Rainer Bonhorst / 04.11.2014 / 10:59 / 7 / Seite ausdrucken

Satire? Bloß nicht!

Ich gebe zu, es war ein böser und völlig unernst gemeinter Vorschlag. Dort, wo der Ernst des Lebens herrscht, wäre es sicher nicht ganz klug, radikale Salafisten und bekloppte Hooligans in einem Stadion aufeinander loszulassen. Die Idee ist allein schon aus Kostengründen abzulehnen: Wer zahlt die sicher nicht unbeträchtliche Aufräumarbeit? Andererseits: Die Begegnungen der beiden Gruppen auf unseren Straßen sind auch kostenträchtig. Und da hat man eine ganz einfache Antwort gefunden: Die Kosten trägt der Steuerzahler.

Mein Vorschlag die HoGeSa-Gruppe (Hooligans gegen Salafisten) und die SaGeHo-Alternative (Salafisten gegen Hooligans) quasi als Gladiatoren in die Arena zu schicken, war jedenfalls pure Satire. Und was ist passiert? Einige Achse-Leser haben die Frage aufgeworfen, ob es denn angebracht sei, ein so ernstes Thema satirisch zu behandeln. Wieder erhebt also die uralte Frage ihr düsteres Haupt: Was darf Satire?

Meine Haltung in dieser Frage ist die, die schon Kurt Tucholsky eingenommen hat. Er hat selbst gefragt: „Was darf die Satire?“ Und geantwortet: „Alles.“ Ich gehe einen kleinen Schritt weiter. Ich finde, manche Leute und manche Vorkommnisse sind so unsäglich, dass man vor lauter Verzweiflung nur noch Witze über sie machen kann. Witze und Verzweiflung oder Witze und Zorn sind uralte Partner. Was uns ärgert, darüber muss auch gespottet werden dürfen.

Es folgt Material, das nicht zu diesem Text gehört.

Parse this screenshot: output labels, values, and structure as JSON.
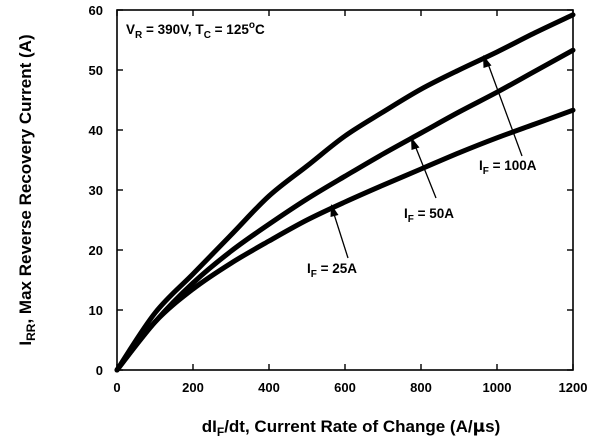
{
  "chart_data": {
    "type": "line",
    "title": "",
    "xlabel": {
      "main": "dI",
      "sub": "F",
      "rest": "/dt, Current Rate of Change (A/",
      "mu": "μ",
      "tail": "s)"
    },
    "ylabel": {
      "main": "I",
      "sub": "RR",
      "rest": ", Max Reverse Recovery Current (A)"
    },
    "xlim": [
      0,
      1200
    ],
    "ylim": [
      0,
      60
    ],
    "xticks": [
      "0",
      "200",
      "400",
      "600",
      "800",
      "1000",
      "1200"
    ],
    "yticks": [
      "0",
      "10",
      "20",
      "30",
      "40",
      "50",
      "60"
    ],
    "grid": false,
    "condition": {
      "v": "V",
      "v_sub": "R",
      "v_rest": " = 390V, T",
      "t_sub": "C",
      "t_rest": " = 125",
      "deg": "o",
      "unit": "C"
    },
    "series": [
      {
        "name": "I_F = 100A",
        "label": {
          "main": "I",
          "sub": "F",
          "rest": " = 100A"
        },
        "x": [
          0,
          100,
          200,
          300,
          400,
          500,
          600,
          700,
          800,
          900,
          1000,
          1100,
          1200
        ],
        "y": [
          0,
          9.5,
          16,
          22.5,
          29,
          34,
          39,
          43,
          46.8,
          50,
          53,
          56.2,
          59.2
        ]
      },
      {
        "name": "I_F = 50A",
        "label": {
          "main": "I",
          "sub": "F",
          "rest": " = 50A"
        },
        "x": [
          0,
          100,
          200,
          300,
          400,
          500,
          600,
          700,
          800,
          900,
          1000,
          1100,
          1200
        ],
        "y": [
          0,
          8,
          14.5,
          19.8,
          24.3,
          28.5,
          32.3,
          36,
          39.5,
          43,
          46.3,
          49.8,
          53.3
        ]
      },
      {
        "name": "I_F = 25A",
        "label": {
          "main": "I",
          "sub": "F",
          "rest": " = 25A"
        },
        "x": [
          0,
          100,
          200,
          300,
          400,
          500,
          600,
          700,
          800,
          900,
          1000,
          1100,
          1200
        ],
        "y": [
          0,
          8,
          13.5,
          17.8,
          21.5,
          25,
          28,
          30.8,
          33.5,
          36.2,
          38.7,
          41,
          43.3
        ]
      }
    ]
  }
}
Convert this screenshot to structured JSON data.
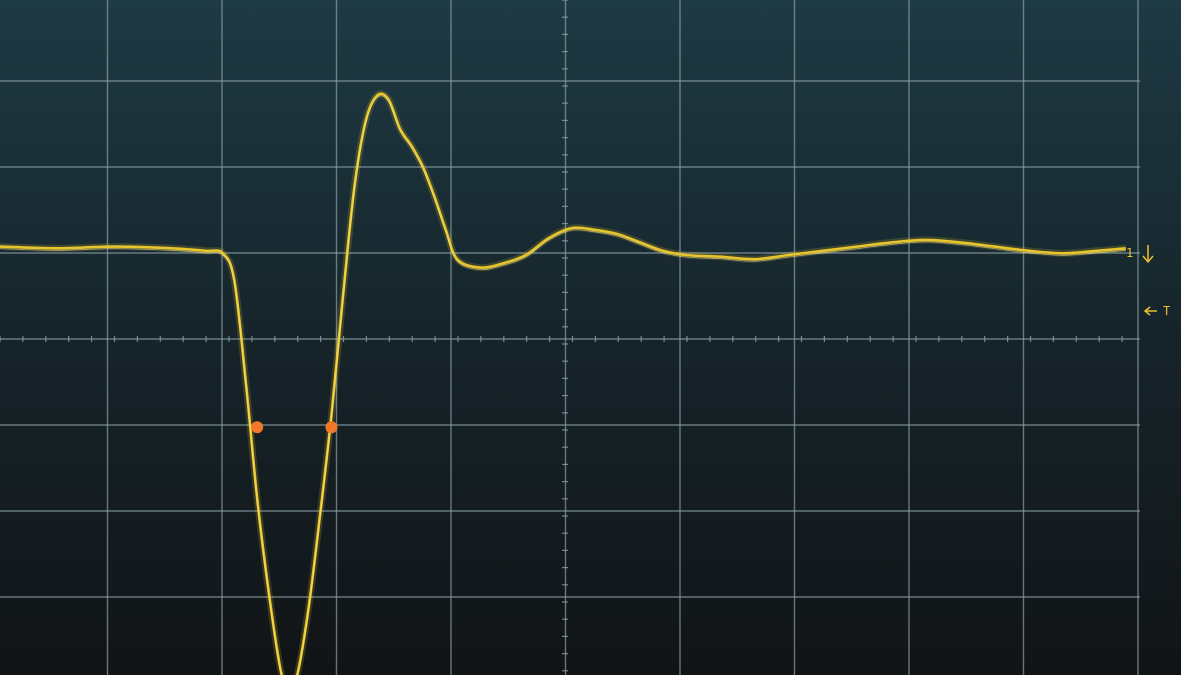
{
  "screen": {
    "background_top": "#1e3a44",
    "background_bottom": "#111416",
    "grid_color": "#8aa0a8",
    "trace_color": "#e8c52a",
    "marker_color": "#f07828"
  },
  "grid": {
    "divisions_x": 10,
    "divisions_y": 8,
    "minor_ticks_per_division": 5
  },
  "channel_marker": {
    "text": "1",
    "color": "#e8c030"
  },
  "trigger_marker": {
    "text": "T",
    "color": "#e8c030"
  },
  "waveform": {
    "units": "divisions",
    "points": [
      [
        0.0,
        1.1
      ],
      [
        0.5,
        1.08
      ],
      [
        1.0,
        1.1
      ],
      [
        1.5,
        1.08
      ],
      [
        1.8,
        1.05
      ],
      [
        1.95,
        1.02
      ],
      [
        2.05,
        0.7
      ],
      [
        2.15,
        -0.5
      ],
      [
        2.25,
        -1.9
      ],
      [
        2.35,
        -3.0
      ],
      [
        2.45,
        -3.9
      ],
      [
        2.52,
        -4.2
      ],
      [
        2.6,
        -4.0
      ],
      [
        2.7,
        -3.2
      ],
      [
        2.8,
        -2.1
      ],
      [
        2.9,
        -0.9
      ],
      [
        3.0,
        0.5
      ],
      [
        3.1,
        1.8
      ],
      [
        3.2,
        2.6
      ],
      [
        3.3,
        2.9
      ],
      [
        3.4,
        2.85
      ],
      [
        3.5,
        2.5
      ],
      [
        3.6,
        2.3
      ],
      [
        3.7,
        2.05
      ],
      [
        3.8,
        1.7
      ],
      [
        3.9,
        1.3
      ],
      [
        4.0,
        0.95
      ],
      [
        4.2,
        0.85
      ],
      [
        4.4,
        0.9
      ],
      [
        4.6,
        1.0
      ],
      [
        4.8,
        1.2
      ],
      [
        5.0,
        1.32
      ],
      [
        5.2,
        1.3
      ],
      [
        5.4,
        1.25
      ],
      [
        5.6,
        1.15
      ],
      [
        5.8,
        1.05
      ],
      [
        6.0,
        1.0
      ],
      [
        6.3,
        0.98
      ],
      [
        6.6,
        0.95
      ],
      [
        6.9,
        1.0
      ],
      [
        7.2,
        1.05
      ],
      [
        7.5,
        1.1
      ],
      [
        7.8,
        1.15
      ],
      [
        8.1,
        1.18
      ],
      [
        8.4,
        1.15
      ],
      [
        8.7,
        1.1
      ],
      [
        9.0,
        1.05
      ],
      [
        9.3,
        1.02
      ],
      [
        9.6,
        1.05
      ],
      [
        9.85,
        1.08
      ]
    ],
    "markers": [
      {
        "x": 2.25,
        "y": -1.05
      },
      {
        "x": 2.9,
        "y": -1.05
      }
    ]
  }
}
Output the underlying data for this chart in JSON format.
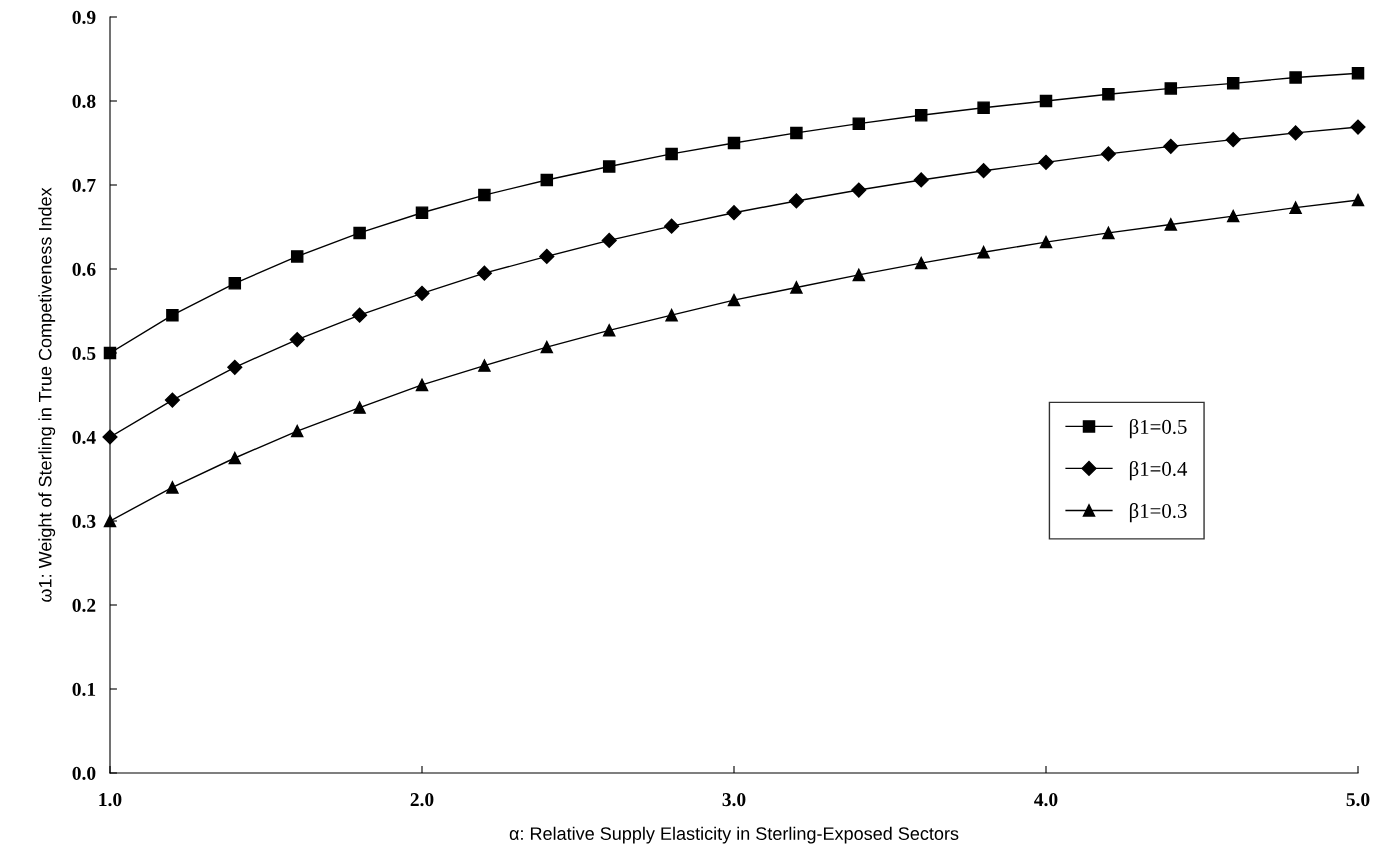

Wer meint, man dürfe sich über die bedrohlich radikalen Salafisten nicht lustig machen, weil die Bedrohung so ernst ist, argumentiert ganz ähnlich wie die Islamisten selber, die auch sagen: Es gibt Dinge, über die man sich nicht satirisch auslassen darf. Die Religion zum Beispiel. Wobei ich den Verdacht habe, dass Salafisten eigentlich wollen, dass man über gar nichts lacht, weil ihnen das Humor-Gen gänzlich vorenthalten worden ist. Sie sehen ja meistens schon so aus, als würden sie lieber als Märtyrer sterben, als dass sie ihr Gesicht zu einem Lächeln verziehen. Das Thema salafistischer Humorlosigkeit habe ich in einem früheren Beitrag ebenfalls satirisch unter dem Titel „Die Rheinländer des Nahen Ostens“ behandelt. Unerlaubterweise? Eben nicht.

Sollte es Dinge geben, die für die Satire tabu sind, stellt sich im Übrigen gleich die Frage: Wer entscheidet das? Wer entscheidet, was satirisch erlaubt ist und was nicht? Eine Behörde für Humorfragen? Wenn ja, sollte es eine Bundesbehörde oder eine Landesbehörde sein? Schließlich ist das Humorverständnis am Rhein anders als das Humorverständnis in Bayern. Und mit welchem Personal würde man entscheiden? Würde der mittlere Dienst ausreichen oder wäre der Humor doch eine Sache des gehobenen Dienstes?

Wahrscheinlich würden Streitfälle sowieso vor Gericht landen. Aber vor welchem? Empfiehlt sich die Einrichtung eines spezialisierten Humor- und Satiregerichts? Und was, wenn man mit einer Entscheidung des Satiregerichts nicht einverstanden wäre? Wie stünde es um Berufung oder Revision? Und müsste man nicht auch Sachverständige hinzuziehen? Aber welche? Sachverständige mit Humor?  Oder wären Sachverständige garantiert ohne Humor geeigneter? Mit anderen Worten: Sollte man Rheinländer oder Salafisten als Humorsachverständige nehmen?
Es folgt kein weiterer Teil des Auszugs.